Laura Mahon, deputy chief executive of Alcohol Focus Scotland, said the “public want to see change, and the devastating rise in deaths from alcohol in 2020 shows we cannot afford to wait”.

“To make a concrete difference to people’s health we need evidence-based solutions,” she said.

“Introducing restrictions on how and where alcohol can be marketed, alongside increasing the minimum unit price to at least 65p would save and improve lives, particularly for those living in our poorest communities who feel the negative effects most.”

On food the poll, which was conducted between March 10 and 14, found 81% of Scots were were in favour of introducing policies which ensure fruit and vegetables are cheaper to buy than unhealthy items.

Lorraine Tulloch, of Obesity Action Scotland, said: “We need bold action to tackle the constant advertising and promotion of foods high in fat, sugar and salt and to improve the out of home sector.”

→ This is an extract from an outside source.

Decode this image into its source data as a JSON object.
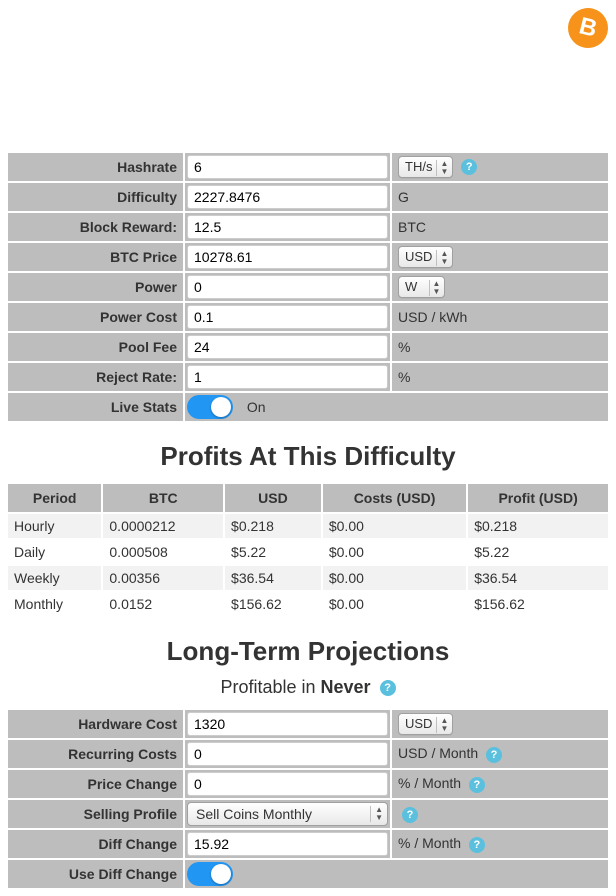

The charities have said the burden of obesity, tobacco use and drink is higher in the poorest areas, with a 24-year gap in healthy life expectancy between Scotland’s most and least deprived communities.

A Scottish Government spokesman said that “improving health and reducing health inequalities across Scotland is a clear priority for this government”.

“We have already introduced world-leading legislation on Minimum Unit Pricing for alcohol, and we will introduce a Bill in this Parliament that includes powers to restrict promotions of foods high in fat, sugar or salt,” the spokesman said.

“We are also consulting on mandatory calorie labelling as part of a wider range of actions to support people to make healthier choices when eating out or ordering in.

“We are refreshing our Tobacco Action Plan and we are identifying the most impactful actions to reduce smoking prevalence to 5% or less by 2034 and to tackle health inequalities.”